Jackson ammette che se lui e il suo team avessero capito davvero la complessità del progetto, probabilmente non avrebbero mai iniziato. “Se avessimo saputo cosa ci aspettava, sarebbe stato troppo terrificante”.
Il regista ricorda soprattutto i momenti di dubbio quotidiano durante le riprese. “Le mattine peggiori erano quelle in cui guidavo verso il set pensando: oggi devo girare questa scena e non ho idea di come farlo”. Una volta arrivato però doveva mostrarsi sicuro: “Tutti ti guardano come il leader e si aspettano che tu sappia cosa fare”.

La soluzione era collaborare continuamente con troupe e attori. “Loro proponevano idee e io fingevo che fossero mie”, scherza.
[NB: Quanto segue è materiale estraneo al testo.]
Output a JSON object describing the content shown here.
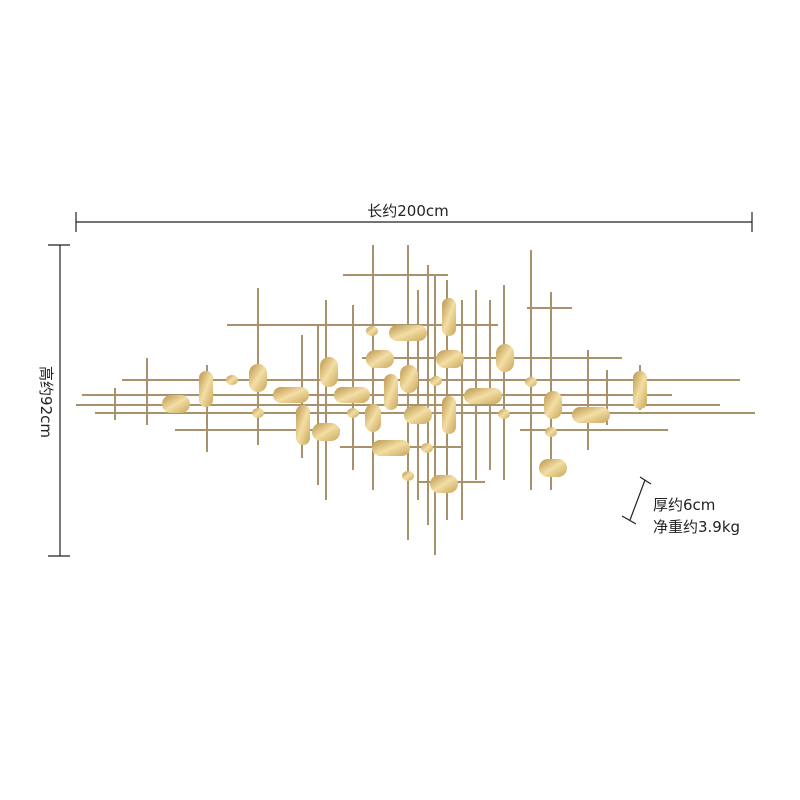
{
  "dimensions": {
    "length": "长约200cm",
    "height": "高约92cm",
    "thickness": "厚约6cm",
    "weight": "净重约3.9kg"
  }
}
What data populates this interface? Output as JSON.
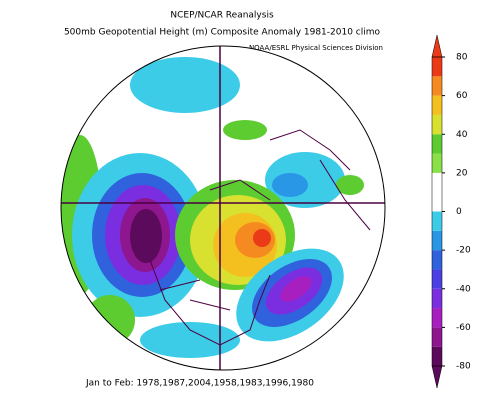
{
  "header": {
    "title": "NCEP/NCAR Reanalysis",
    "subtitle": "500mb Geopotential Height (m) Composite Anomaly 1981-2010 climo",
    "credit": "NOAA/ESRL Physical Sciences Division"
  },
  "footer": "Jan to Feb: 1978,1987,2004,1958,1983,1996,1980",
  "colorbar": {
    "range": [
      -80,
      80
    ],
    "ticks": [
      80,
      60,
      40,
      20,
      0,
      -20,
      -40,
      -60,
      -80
    ],
    "colors": [
      "#5c0a5c",
      "#8e168e",
      "#a81fc0",
      "#7a2ee0",
      "#4a3fe0",
      "#2f62dc",
      "#2a96e6",
      "#3ccce8",
      "#ffffff",
      "#ffffff",
      "#8ae048",
      "#5ccc30",
      "#d8e030",
      "#f4c020",
      "#f48a20",
      "#ea3a18"
    ]
  }
}
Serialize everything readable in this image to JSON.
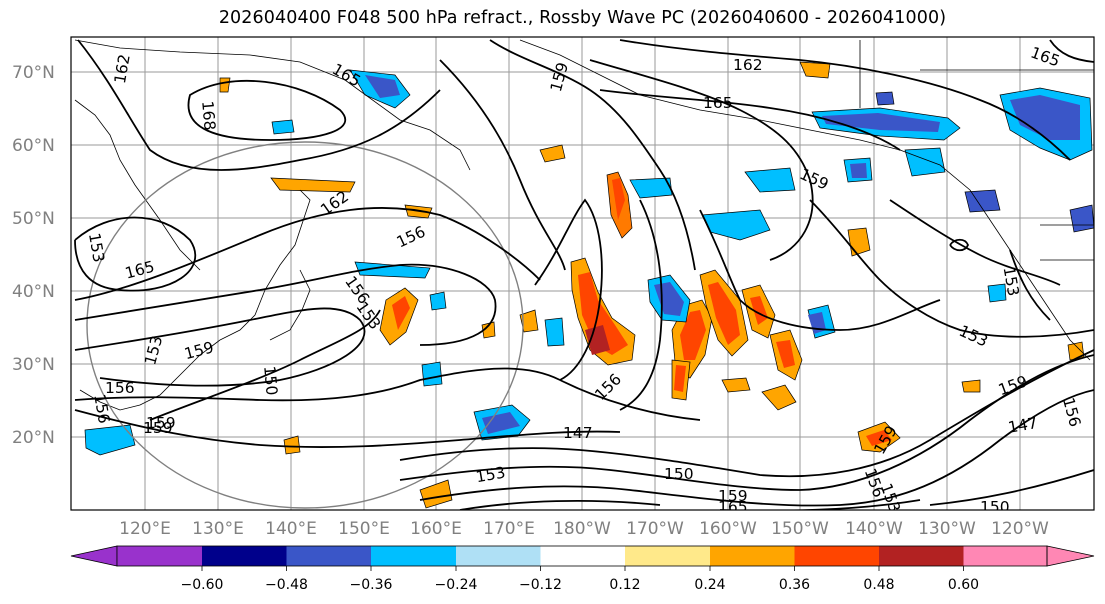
{
  "title": "2026040400 F048 500 hPa refract., Rossby Wave PC (2026040600 - 2026041000)",
  "latitude_labels": [
    "70°N",
    "60°N",
    "50°N",
    "40°N",
    "30°N",
    "20°N"
  ],
  "longitude_labels": [
    "120°E",
    "130°E",
    "140°E",
    "150°E",
    "160°E",
    "170°E",
    "180°W",
    "170°W",
    "160°W",
    "150°W",
    "140°W",
    "130°W",
    "120°W"
  ],
  "contour_labels": [
    "162",
    "165",
    "159",
    "162",
    "165",
    "168",
    "165",
    "162",
    "156",
    "159",
    "153",
    "156",
    "150",
    "159",
    "156",
    "153",
    "159",
    "156",
    "147",
    "150",
    "153",
    "159",
    "165",
    "159",
    "156",
    "153",
    "153",
    "159",
    "147",
    "150",
    "156",
    "153",
    "159",
    "156",
    "165",
    "153"
  ],
  "colorbar": {
    "ticks": [
      "−0.60",
      "−0.48",
      "−0.36",
      "−0.24",
      "−0.12",
      "0.12",
      "0.24",
      "0.36",
      "0.48",
      "0.60"
    ],
    "colors": [
      "#9932cc",
      "#00008b",
      "#3a56c8",
      "#00bfff",
      "#afe0f5",
      "#ffffff",
      "#ffe98a",
      "#ffa500",
      "#ff4500",
      "#b22222",
      "#ff87b4"
    ]
  },
  "legend_colors": {
    "contour": "#000000",
    "coast": "#000000",
    "grid": "#9a9a9a",
    "circle": "#808080"
  }
}
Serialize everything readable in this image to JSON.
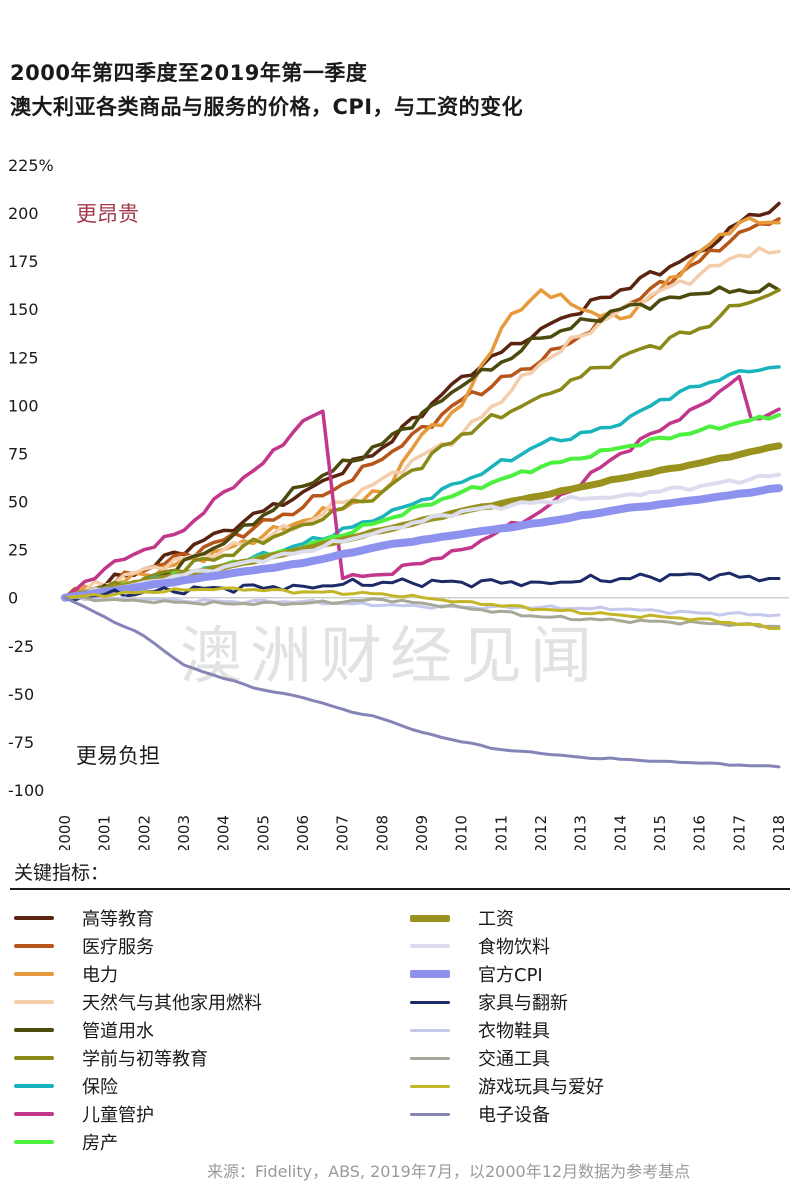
{
  "title_lines": [
    "2000年第四季度至2019年第一季度",
    "澳大利亚各类商品与服务的价格，CPI，与工资的变化"
  ],
  "annotation_top": "更昂贵",
  "annotation_bottom": "更易负担",
  "watermark": "澳洲财经见闻",
  "legend_title": "关键指标：",
  "source": "来源：Fidelity，ABS, 2019年7月，以2000年12月数据为参考基点",
  "colors": {
    "annotation_top": "#a33a4a"
  },
  "chart_data": {
    "type": "line",
    "y_tick_labels": [
      "225%",
      "200",
      "175",
      "150",
      "125",
      "100",
      "75",
      "50",
      "25",
      "0",
      "-25",
      "-50",
      "-75",
      "-100"
    ],
    "y_ticks": [
      225,
      200,
      175,
      150,
      125,
      100,
      75,
      50,
      25,
      0,
      -25,
      -50,
      -75,
      -100
    ],
    "ylim": [
      -100,
      225
    ],
    "x_tick_labels": [
      "2000",
      "2001",
      "2002",
      "2003",
      "2004",
      "2005",
      "2006",
      "2007",
      "2008",
      "2009",
      "2010",
      "2011",
      "2012",
      "2013",
      "2014",
      "2015",
      "2016",
      "2017",
      "2018"
    ],
    "xlim": [
      2000,
      2018
    ],
    "series": [
      {
        "name": "高等教育",
        "color": "#5a2410",
        "width": 3.5,
        "wiggle": 3,
        "points": [
          [
            2000,
            0
          ],
          [
            2002,
            15
          ],
          [
            2004,
            35
          ],
          [
            2006,
            55
          ],
          [
            2008,
            78
          ],
          [
            2010,
            115
          ],
          [
            2012,
            140
          ],
          [
            2014,
            160
          ],
          [
            2016,
            180
          ],
          [
            2017,
            195
          ],
          [
            2018,
            205
          ]
        ]
      },
      {
        "name": "医疗服务",
        "color": "#b8561a",
        "width": 3.5,
        "wiggle": 3,
        "points": [
          [
            2000,
            0
          ],
          [
            2002,
            14
          ],
          [
            2004,
            30
          ],
          [
            2006,
            47
          ],
          [
            2008,
            72
          ],
          [
            2010,
            103
          ],
          [
            2012,
            123
          ],
          [
            2014,
            150
          ],
          [
            2016,
            175
          ],
          [
            2017,
            190
          ],
          [
            2018,
            197
          ]
        ]
      },
      {
        "name": "电力",
        "color": "#e69a3c",
        "width": 3.5,
        "wiggle": 3,
        "points": [
          [
            2000,
            0
          ],
          [
            2002,
            12
          ],
          [
            2004,
            25
          ],
          [
            2006,
            40
          ],
          [
            2008,
            55
          ],
          [
            2009,
            85
          ],
          [
            2010,
            100
          ],
          [
            2011,
            140
          ],
          [
            2012,
            160
          ],
          [
            2013,
            150
          ],
          [
            2014,
            145
          ],
          [
            2015,
            160
          ],
          [
            2016,
            180
          ],
          [
            2017,
            195
          ],
          [
            2018,
            195
          ]
        ]
      },
      {
        "name": "天然气与其他家用燃料",
        "color": "#f4cdaa",
        "width": 3.5,
        "wiggle": 3,
        "points": [
          [
            2000,
            0
          ],
          [
            2002,
            15
          ],
          [
            2004,
            25
          ],
          [
            2006,
            38
          ],
          [
            2008,
            62
          ],
          [
            2010,
            85
          ],
          [
            2012,
            122
          ],
          [
            2014,
            150
          ],
          [
            2016,
            168
          ],
          [
            2017,
            178
          ],
          [
            2018,
            180
          ]
        ]
      },
      {
        "name": "管道用水",
        "color": "#4d4a0e",
        "width": 3.5,
        "wiggle": 3,
        "points": [
          [
            2000,
            0
          ],
          [
            2002,
            8
          ],
          [
            2004,
            28
          ],
          [
            2006,
            58
          ],
          [
            2008,
            80
          ],
          [
            2010,
            110
          ],
          [
            2012,
            135
          ],
          [
            2014,
            150
          ],
          [
            2016,
            158
          ],
          [
            2017,
            160
          ],
          [
            2018,
            160
          ]
        ]
      },
      {
        "name": "学前与初等教育",
        "color": "#8a8a18",
        "width": 3.5,
        "wiggle": 3,
        "points": [
          [
            2000,
            0
          ],
          [
            2002,
            10
          ],
          [
            2004,
            22
          ],
          [
            2006,
            38
          ],
          [
            2008,
            55
          ],
          [
            2010,
            85
          ],
          [
            2012,
            105
          ],
          [
            2014,
            125
          ],
          [
            2016,
            140
          ],
          [
            2017,
            152
          ],
          [
            2018,
            160
          ]
        ]
      },
      {
        "name": "保险",
        "color": "#19b4bb",
        "width": 3.5,
        "wiggle": 2,
        "points": [
          [
            2000,
            0
          ],
          [
            2002,
            8
          ],
          [
            2004,
            16
          ],
          [
            2006,
            28
          ],
          [
            2008,
            42
          ],
          [
            2010,
            60
          ],
          [
            2012,
            80
          ],
          [
            2014,
            90
          ],
          [
            2015,
            103
          ],
          [
            2016,
            110
          ],
          [
            2017,
            118
          ],
          [
            2018,
            120
          ]
        ]
      },
      {
        "name": "儿童管护",
        "color": "#c2368c",
        "width": 3.5,
        "wiggle": 2,
        "points": [
          [
            2000,
            0
          ],
          [
            2001,
            15
          ],
          [
            2002,
            25
          ],
          [
            2003,
            35
          ],
          [
            2004,
            55
          ],
          [
            2005,
            70
          ],
          [
            2006,
            92
          ],
          [
            2006.5,
            97
          ],
          [
            2007,
            10
          ],
          [
            2008,
            12
          ],
          [
            2010,
            25
          ],
          [
            2012,
            45
          ],
          [
            2014,
            75
          ],
          [
            2016,
            100
          ],
          [
            2017,
            115
          ],
          [
            2017.3,
            93
          ],
          [
            2018,
            98
          ]
        ]
      },
      {
        "name": "房产",
        "color": "#4ef03f",
        "width": 4,
        "wiggle": 1.5,
        "points": [
          [
            2000,
            0
          ],
          [
            2002,
            8
          ],
          [
            2004,
            17
          ],
          [
            2006,
            26
          ],
          [
            2008,
            40
          ],
          [
            2010,
            55
          ],
          [
            2012,
            68
          ],
          [
            2014,
            78
          ],
          [
            2016,
            87
          ],
          [
            2018,
            95
          ]
        ]
      },
      {
        "name": "工资",
        "color": "#9a921e",
        "width": 7,
        "wiggle": 0.4,
        "points": [
          [
            2000,
            0
          ],
          [
            2002,
            8
          ],
          [
            2004,
            16
          ],
          [
            2006,
            25
          ],
          [
            2008,
            35
          ],
          [
            2010,
            45
          ],
          [
            2012,
            53
          ],
          [
            2014,
            62
          ],
          [
            2016,
            70
          ],
          [
            2018,
            79
          ]
        ]
      },
      {
        "name": "食物饮料",
        "color": "#dcdcef",
        "width": 4,
        "wiggle": 1.5,
        "points": [
          [
            2000,
            0
          ],
          [
            2002,
            8
          ],
          [
            2004,
            16
          ],
          [
            2006,
            24
          ],
          [
            2008,
            35
          ],
          [
            2010,
            45
          ],
          [
            2012,
            50
          ],
          [
            2014,
            53
          ],
          [
            2016,
            58
          ],
          [
            2018,
            64
          ]
        ]
      },
      {
        "name": "官方CPI",
        "color": "#8c92ee",
        "width": 8,
        "wiggle": 0.3,
        "points": [
          [
            2000,
            0
          ],
          [
            2002,
            6
          ],
          [
            2004,
            12
          ],
          [
            2006,
            18
          ],
          [
            2008,
            27
          ],
          [
            2010,
            33
          ],
          [
            2012,
            39
          ],
          [
            2014,
            46
          ],
          [
            2016,
            51
          ],
          [
            2018,
            57
          ]
        ]
      },
      {
        "name": "家具与翻新",
        "color": "#1c2a66",
        "width": 3,
        "wiggle": 2.5,
        "points": [
          [
            2000,
            0
          ],
          [
            2002,
            3
          ],
          [
            2004,
            5
          ],
          [
            2006,
            6
          ],
          [
            2008,
            8
          ],
          [
            2010,
            8
          ],
          [
            2012,
            8
          ],
          [
            2014,
            10
          ],
          [
            2016,
            12
          ],
          [
            2018,
            10
          ]
        ]
      },
      {
        "name": "衣物鞋具",
        "color": "#c5c8ec",
        "width": 3,
        "wiggle": 1,
        "points": [
          [
            2000,
            0
          ],
          [
            2002,
            -1
          ],
          [
            2004,
            -2
          ],
          [
            2006,
            -2
          ],
          [
            2008,
            -4
          ],
          [
            2010,
            -5
          ],
          [
            2012,
            -5
          ],
          [
            2014,
            -6
          ],
          [
            2016,
            -8
          ],
          [
            2018,
            -9
          ]
        ]
      },
      {
        "name": "交通工具",
        "color": "#a8a898",
        "width": 3,
        "wiggle": 1,
        "points": [
          [
            2000,
            0
          ],
          [
            2002,
            -2
          ],
          [
            2004,
            -3
          ],
          [
            2006,
            -3
          ],
          [
            2008,
            -1
          ],
          [
            2010,
            -5
          ],
          [
            2012,
            -10
          ],
          [
            2014,
            -12
          ],
          [
            2016,
            -13
          ],
          [
            2018,
            -15
          ]
        ]
      },
      {
        "name": "游戏玩具与爱好",
        "color": "#c2b528",
        "width": 3,
        "wiggle": 1,
        "points": [
          [
            2000,
            0
          ],
          [
            2002,
            3
          ],
          [
            2004,
            5
          ],
          [
            2006,
            3
          ],
          [
            2008,
            2
          ],
          [
            2010,
            -2
          ],
          [
            2012,
            -6
          ],
          [
            2014,
            -9
          ],
          [
            2016,
            -11
          ],
          [
            2018,
            -16
          ]
        ]
      },
      {
        "name": "电子设备",
        "color": "#8584b9",
        "width": 3,
        "wiggle": 0.5,
        "points": [
          [
            2000,
            0
          ],
          [
            2001,
            -10
          ],
          [
            2002,
            -20
          ],
          [
            2003,
            -35
          ],
          [
            2004,
            -42
          ],
          [
            2005,
            -48
          ],
          [
            2006,
            -52
          ],
          [
            2007,
            -58
          ],
          [
            2008,
            -63
          ],
          [
            2009,
            -70
          ],
          [
            2010,
            -75
          ],
          [
            2011,
            -79
          ],
          [
            2012,
            -81
          ],
          [
            2013,
            -83
          ],
          [
            2014,
            -84
          ],
          [
            2015,
            -85
          ],
          [
            2016,
            -86
          ],
          [
            2017,
            -87
          ],
          [
            2018,
            -88
          ]
        ]
      }
    ]
  },
  "legend": {
    "left": [
      "高等教育",
      "医疗服务",
      "电力",
      "天然气与其他家用燃料",
      "管道用水",
      "学前与初等教育",
      "保险",
      "儿童管护",
      "房产"
    ],
    "right": [
      "工资",
      "食物饮料",
      "官方CPI",
      "家具与翻新",
      "衣物鞋具",
      "交通工具",
      "游戏玩具与爱好",
      "电子设备"
    ]
  }
}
Jackson dedica poi parole speciali a Elijah Wood: “Era instancabilmente positivo ogni singolo giorno”. Secondo il regista, l’attore fu fondamentale anche emotivamente: “Io arrivavo distrutto e lui era lì pieno di entusiasmo: okay, facciamolo”.
Jackson sottolinea anche che Wood non cercava mai di imporre il proprio ego: “Non era lì per fare il suo film, era lì per aiutarmi a fare il film che volevo fare”.